ノーベル賞も、所詮は事前「選挙運動」に加え、特に文科系の場合は選者への迎合(西欧への迎合アジア侮蔑・日本自虐→大江健三郎!)だから、真実とは遠く、正当な評価には程遠いのが実態。
石牟礼道子、ジョンレノン、サルトル、本多勝一、ほかに事例をご存知の方がいましたら教えてください。「もともと『賞』というものはすべて基本的に愚劣なのだろう」(本多)との意見に賛成。
「げんに、たとえば石牟礼道子氏のような良心的作家は、大宅壮一ノンフィクション賞を直ちに拒否した。…レノンや石牟礼氏や、ノーベル賞を拒否したサルトルなどは、やはりケタの違うことを認めざるを得ない。」(「職業としてのジャーナリスト」本多勝一)
「今から17年前(1964年)、あれは私がニューギニア高地(西イリアン)にいたため留守の間のことである。この出版社が、私のルポ『カナダ=エスキモー』に対して『菊池寛賞』を出した。むろん私は知らなかったが、当時の私の上司が代理として受け取った。私自身も、文春の現在のような本質など当時は知るよしもなかったので、帰国してからこれを知っても拒否する気はなかった。」
それから4年後の1969年秋、ジョン=レノンはこの勲章を女王に送り返した。理由を書いた手紙には、ナイジェリア・ビアフラ紛争へのイギリスの介入やベトナム戦争へのイギリスの対米支持などが挙げられていた。
ビートルズは65年秋にエリザベス女王からバッキンガム宮殿でMBE勲章を受けた。

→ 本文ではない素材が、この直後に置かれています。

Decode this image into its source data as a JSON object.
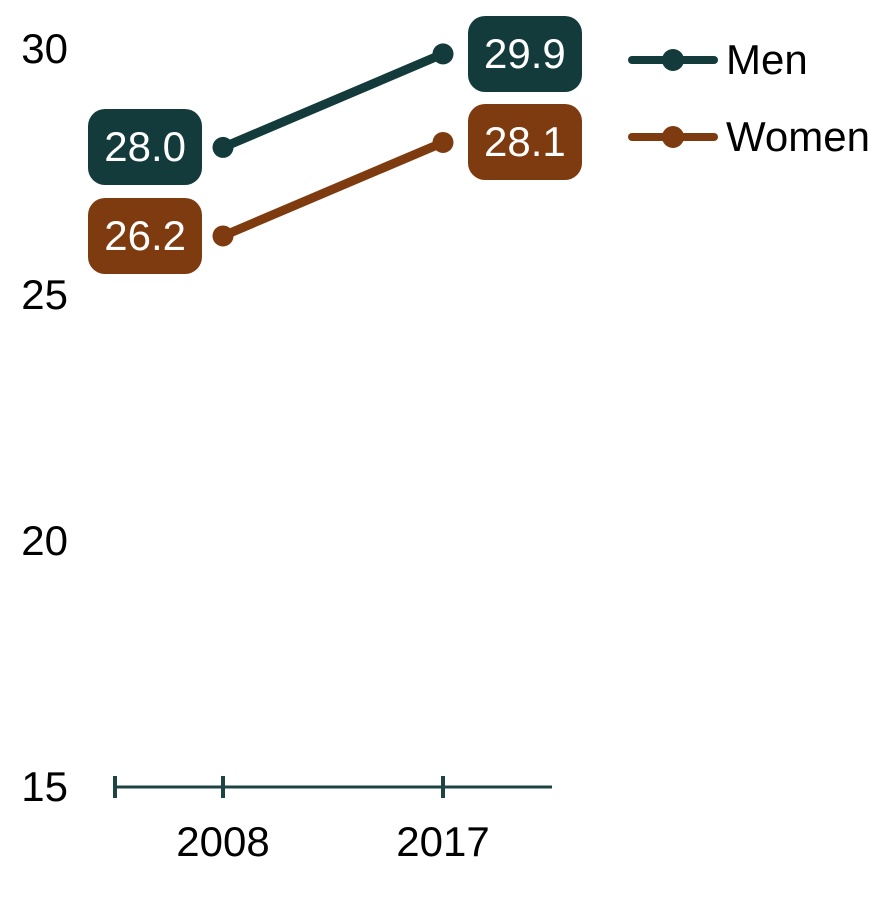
{
  "chart_data": {
    "type": "line",
    "x": [
      "2008",
      "2017"
    ],
    "series": [
      {
        "name": "Men",
        "values": [
          28.0,
          29.9
        ],
        "point_labels": [
          "28.0",
          "29.9"
        ],
        "color": "#143B3B"
      },
      {
        "name": "Women",
        "values": [
          26.2,
          28.1
        ],
        "point_labels": [
          "26.2",
          "28.1"
        ],
        "color": "#7E3B0F"
      }
    ],
    "yticks": [
      30,
      25,
      20,
      15
    ],
    "ylim": [
      15,
      30
    ],
    "title": "",
    "xlabel": "",
    "ylabel": "",
    "legend": {
      "position": "top-right",
      "entries": [
        "Men",
        "Women"
      ]
    },
    "grid": false,
    "axis_color": "#1D4443",
    "background": "#FFFFFF",
    "data_label_text_color": "#FFFFFF",
    "tick_label_color": "#000000"
  }
}
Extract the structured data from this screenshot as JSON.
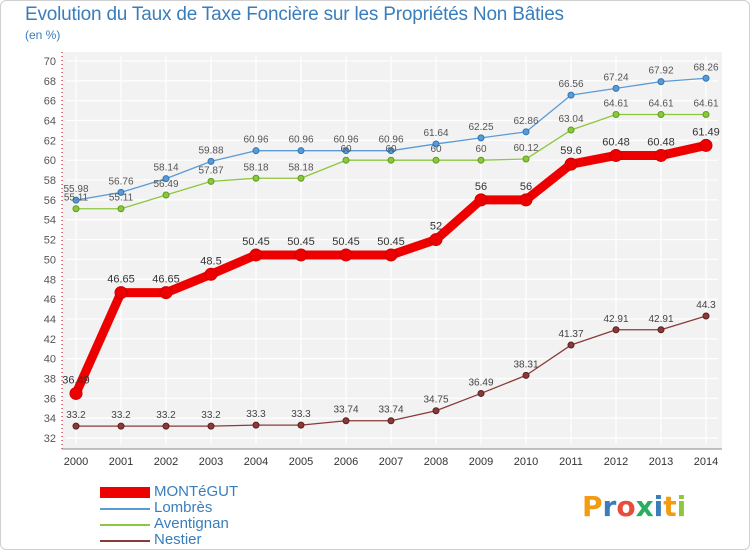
{
  "title": "Evolution du Taux de Taxe Foncière sur les Propriétés Non Bâties",
  "unit_label": "(en %)",
  "logo_text": "Proxiti",
  "chart_data": {
    "type": "line",
    "x": [
      2000,
      2001,
      2002,
      2003,
      2004,
      2005,
      2006,
      2007,
      2008,
      2009,
      2010,
      2011,
      2012,
      2013,
      2014
    ],
    "ylim": [
      32,
      70
    ],
    "y_ticks": [
      32,
      34,
      36,
      38,
      40,
      42,
      44,
      46,
      48,
      50,
      52,
      54,
      56,
      58,
      60,
      62,
      64,
      66,
      68,
      70
    ],
    "grid": true,
    "legend_position": "bottom-left",
    "series": [
      {
        "name": "MONTéGUT",
        "color": "#ee0000",
        "values": [
          36.49,
          46.65,
          46.65,
          48.5,
          50.45,
          50.45,
          50.45,
          50.45,
          52,
          56,
          56,
          59.6,
          60.48,
          60.48,
          61.49
        ],
        "labels": [
          "36.49",
          "46.65",
          "46.65",
          "48.5",
          "50.45",
          "50.45",
          "50.45",
          "50.45",
          "52",
          "56",
          "56",
          "59.6",
          "60.48",
          "60.48",
          "61.49"
        ]
      },
      {
        "name": "Lombrès",
        "color": "#5b9bd5",
        "values": [
          55.98,
          56.76,
          58.14,
          59.88,
          60.96,
          60.96,
          60.96,
          60.96,
          61.64,
          62.25,
          62.86,
          66.56,
          67.24,
          67.92,
          68.26
        ],
        "labels": [
          "55.98",
          "56.76",
          "58.14",
          "59.88",
          "60.96",
          "60.96",
          "60.96",
          "60.96",
          "61.64",
          "62.25",
          "62.86",
          "66.56",
          "67.24",
          "67.92",
          "68.26"
        ]
      },
      {
        "name": "Aventignan",
        "color": "#8dc63f",
        "values": [
          55.11,
          55.11,
          56.49,
          57.87,
          58.18,
          58.18,
          60,
          60,
          60,
          60,
          60.12,
          63.04,
          64.61,
          64.61,
          64.61
        ],
        "labels": [
          "55.11",
          "55.11",
          "56.49",
          "57.87",
          "58.18",
          "58.18",
          "60",
          "60",
          "60",
          "60",
          "60.12",
          "63.04",
          "64.61",
          "64.61",
          "64.61"
        ]
      },
      {
        "name": "Nestier",
        "color": "#8b3a3a",
        "values": [
          33.2,
          33.2,
          33.2,
          33.2,
          33.3,
          33.3,
          33.74,
          33.74,
          34.75,
          36.49,
          38.31,
          41.37,
          42.91,
          42.91,
          44.3
        ],
        "labels": [
          "33.2",
          "33.2",
          "33.2",
          "33.2",
          "33.3",
          "33.3",
          "33.74",
          "33.74",
          "34.75",
          "36.49",
          "38.31",
          "41.37",
          "42.91",
          "42.91",
          "44.3"
        ]
      }
    ]
  }
}
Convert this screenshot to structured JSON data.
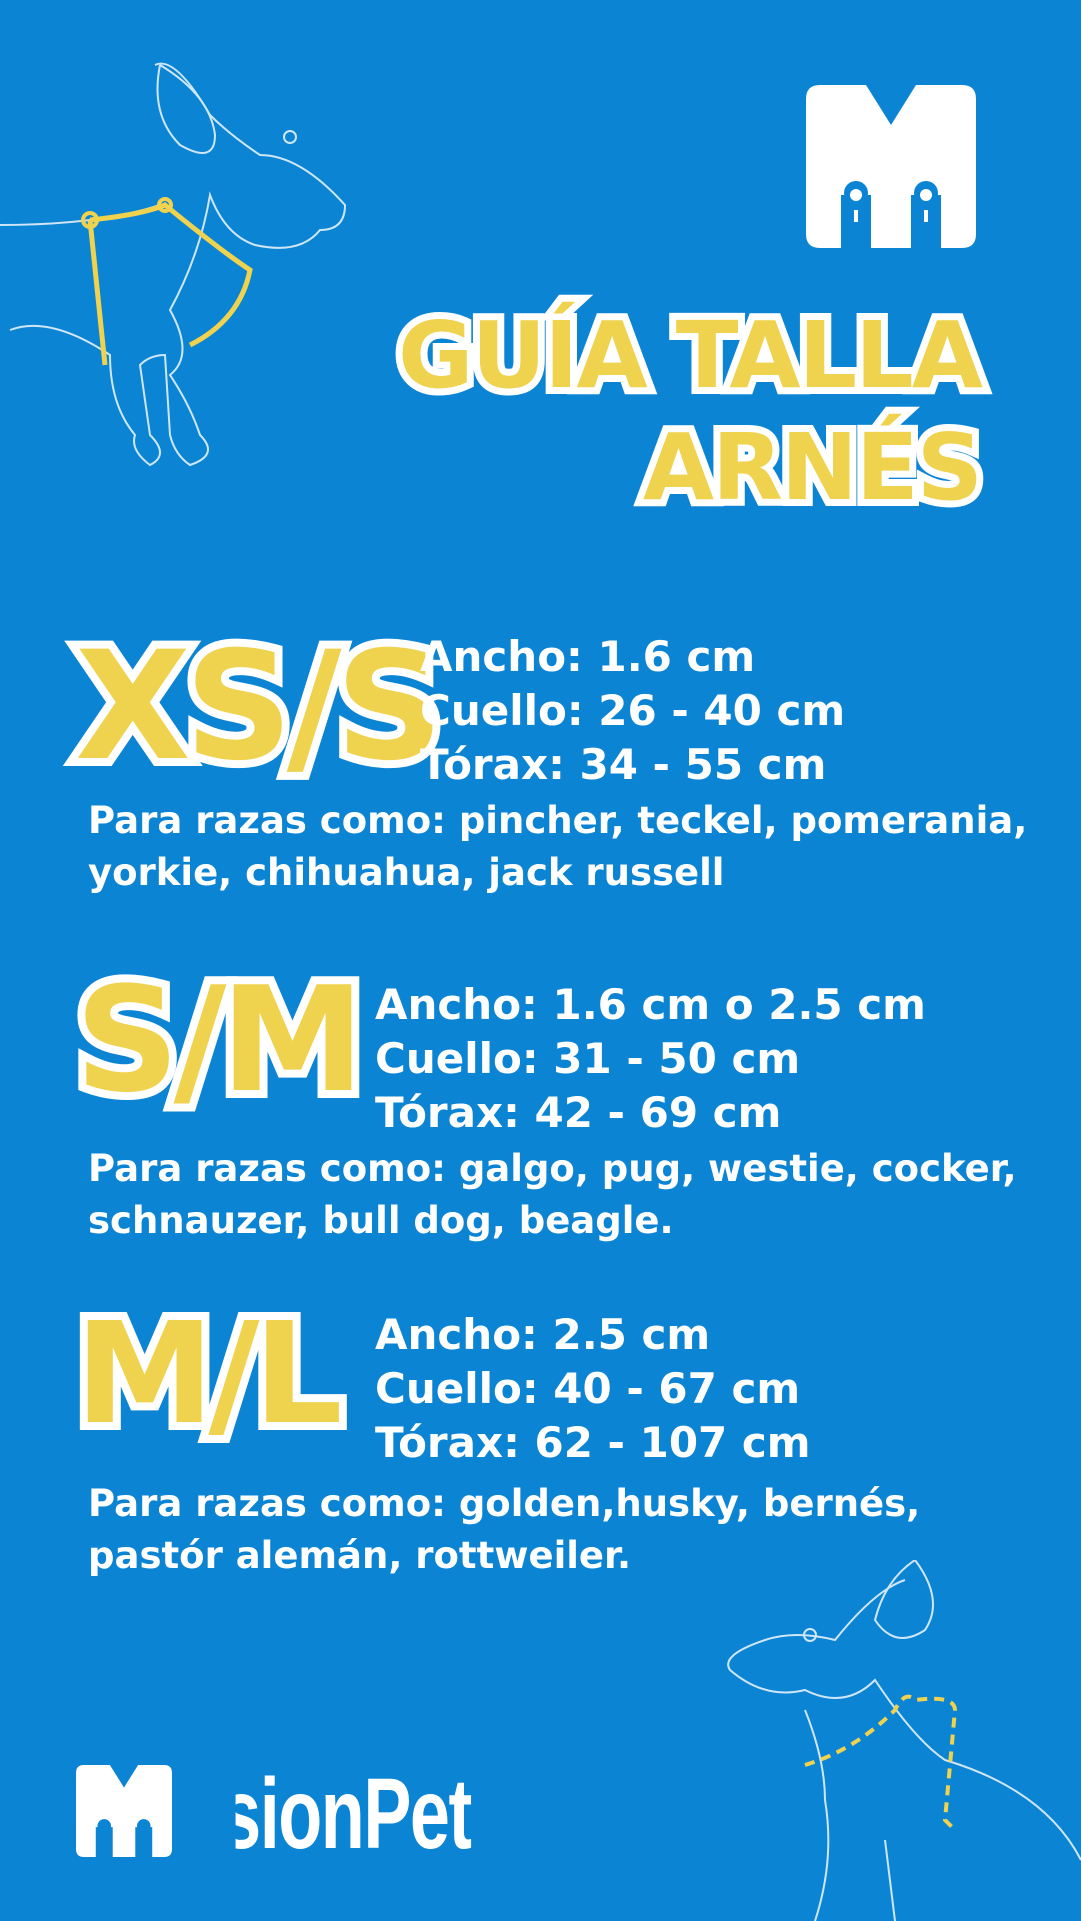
{
  "brand": "MisionPet",
  "title": {
    "line1": "GUÍA TALLA",
    "line2": "ARNÉS"
  },
  "colors": {
    "background": "#0c84d4",
    "accent": "#efd24e",
    "text": "#ffffff"
  },
  "sizes": [
    {
      "label": "XS/S",
      "ancho": "Ancho: 1.6 cm",
      "cuello": "Cuello: 26 - 40 cm",
      "torax": "Tórax: 34 - 55 cm",
      "breeds_1": "Para razas como: pincher, teckel, pomerania,",
      "breeds_2": "yorkie, chihuahua, jack russell"
    },
    {
      "label": "S/M",
      "ancho": "Ancho: 1.6 cm o 2.5 cm",
      "cuello": "Cuello: 31 - 50 cm",
      "torax": "Tórax: 42 - 69 cm",
      "breeds_1": "Para razas como: galgo, pug, westie, cocker,",
      "breeds_2": "schnauzer, bull dog, beagle."
    },
    {
      "label": "M/L",
      "ancho": "Ancho: 2.5 cm",
      "cuello": "Cuello: 40 - 67 cm",
      "torax": "Tórax: 62 - 107 cm",
      "breeds_1": "Para razas como: golden,husky, bernés,",
      "breeds_2": "pastór alemán, rottweiler."
    }
  ]
}
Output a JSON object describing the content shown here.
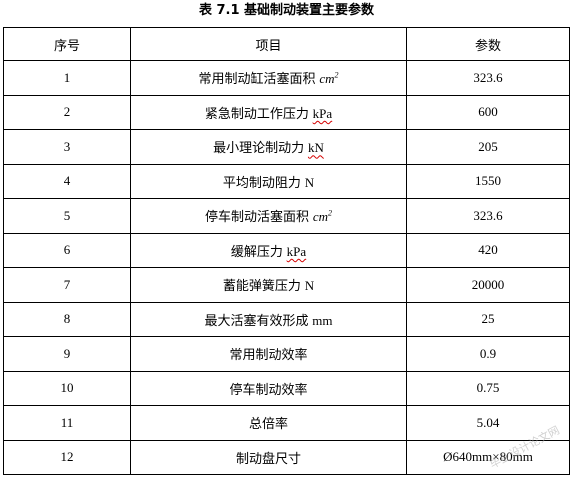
{
  "caption": "表 7.1 基础制动装置主要参数",
  "columns": [
    "序号",
    "项目",
    "参数"
  ],
  "rows": [
    {
      "no": "1",
      "item": "常用制动缸活塞面积",
      "unit": "cm",
      "unit_sup": "2",
      "unit_style": "italic",
      "value": "323.6"
    },
    {
      "no": "2",
      "item": "紧急制动工作压力",
      "unit": "kPa",
      "unit_sup": "",
      "unit_style": "squiggle",
      "value": "600"
    },
    {
      "no": "3",
      "item": "最小理论制动力",
      "unit": "kN",
      "unit_sup": "",
      "unit_style": "squiggle",
      "value": "205"
    },
    {
      "no": "4",
      "item": "平均制动阻力",
      "unit": "N",
      "unit_sup": "",
      "unit_style": "plain",
      "value": "1550"
    },
    {
      "no": "5",
      "item": "停车制动活塞面积",
      "unit": "cm",
      "unit_sup": "2",
      "unit_style": "italic",
      "value": "323.6"
    },
    {
      "no": "6",
      "item": "缓解压力",
      "unit": "kPa",
      "unit_sup": "",
      "unit_style": "squiggle",
      "value": "420"
    },
    {
      "no": "7",
      "item": "蓄能弹簧压力",
      "unit": "N",
      "unit_sup": "",
      "unit_style": "plain",
      "value": "20000"
    },
    {
      "no": "8",
      "item": "最大活塞有效形成",
      "unit": "mm",
      "unit_sup": "",
      "unit_style": "plain",
      "value": "25"
    },
    {
      "no": "9",
      "item": "常用制动效率",
      "unit": "",
      "unit_sup": "",
      "unit_style": "plain",
      "value": "0.9"
    },
    {
      "no": "10",
      "item": "停车制动效率",
      "unit": "",
      "unit_sup": "",
      "unit_style": "plain",
      "value": "0.75"
    },
    {
      "no": "11",
      "item": "总倍率",
      "unit": "",
      "unit_sup": "",
      "unit_style": "plain",
      "value": "5.04"
    },
    {
      "no": "12",
      "item": "制动盘尺寸",
      "unit": "",
      "unit_sup": "",
      "unit_style": "plain",
      "value": "Ø640mm×80mm"
    }
  ],
  "watermark": "毕业设计论文网"
}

同時に受賞した年配者の中にはビートルズ受賞に不満をもらす者が多かった。格が下がるというのだ。これに対しジョンレノンは語った。『文句をつけてる人の中には戦争中の英雄として勲章をもらった人がたくさんいますね。人を殺してですよ。ぼくたちは人々を楽しませたことでメダルをもらったんです。』(ジュリアス=ファスト『ビートルズ』)
賞を受賞することがニュースになることはあっても、受賞拒否が公になることは少ないと思います。今回の場合、産経新聞の報道姿勢に対する批判という意味合いが濃く、記事中で引用されている受賞辞退の手紙は痛快です。林さんのコメントにもまったく同感。 産経新聞がこの著作に賞を与えようとした理由は分かりませんが、「産経」の名前を冠した賞は、戦争を否定する著作・著者にとって、箔にはならないと思います。